# Labels and annotations
## Goal
- Have labels and annotations consistent all across the chain down to the nodes
Note:
- labels != labels selector
## Current propagation rules
https://cluster-api.sigs.k8s.io/developer/architecture/controllers/metadata-propagation.html?highlight=propagation#metadata-propagation
https://cluster-api.sigs.k8s.io/tasks/experimental-features/cluster-class/change-clusterclass.html#reference
## Main Asks
1. Set node labels
- https://github.com/kubernetes-sigs/cluster-api/issues/493 (issue)

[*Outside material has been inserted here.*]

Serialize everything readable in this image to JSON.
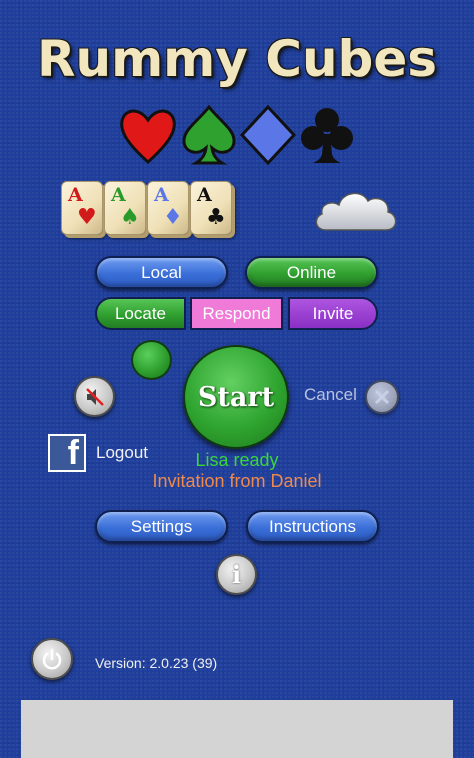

- https://github.com/kubernetes-sigs/cluster-api/pull/6255 (Proposal)
- https://github.com/kubernetes-sigs/cluster-api/pull/7173 (PR)
This is apparently the simplest part of the problem. How lables/annotations flows down the chain is the fun part
Current status: https://docs.google.com/presentation/d/1kotJg9_ql3znlDirAodQYr_CysPSiZOKqknHqXomDyw/edit#slide=id.p
2. Labels from CC/Topology to KCP, MD, MS (templates)
- https://github.com/kubernetes-sigs/cluster-api/issues/7006 (issue)
- https://github.com/kubernetes-sigs/cluster-api/pull/7088 (PR)
## Related asks
1. Metadata/Fields propagation without rollout
- In place field propagation
- https://github.com/kubernetes-sigs/cluster-api/issues/5880
2. Rollout after every where
- Rollout after for Machine deployments
- https://github.com/kubernetes-sigs/cluster-api/issues/4536 (Issue)
- https://github.com/kubernetes-sigs/cluster-api/pull/7053 (PR)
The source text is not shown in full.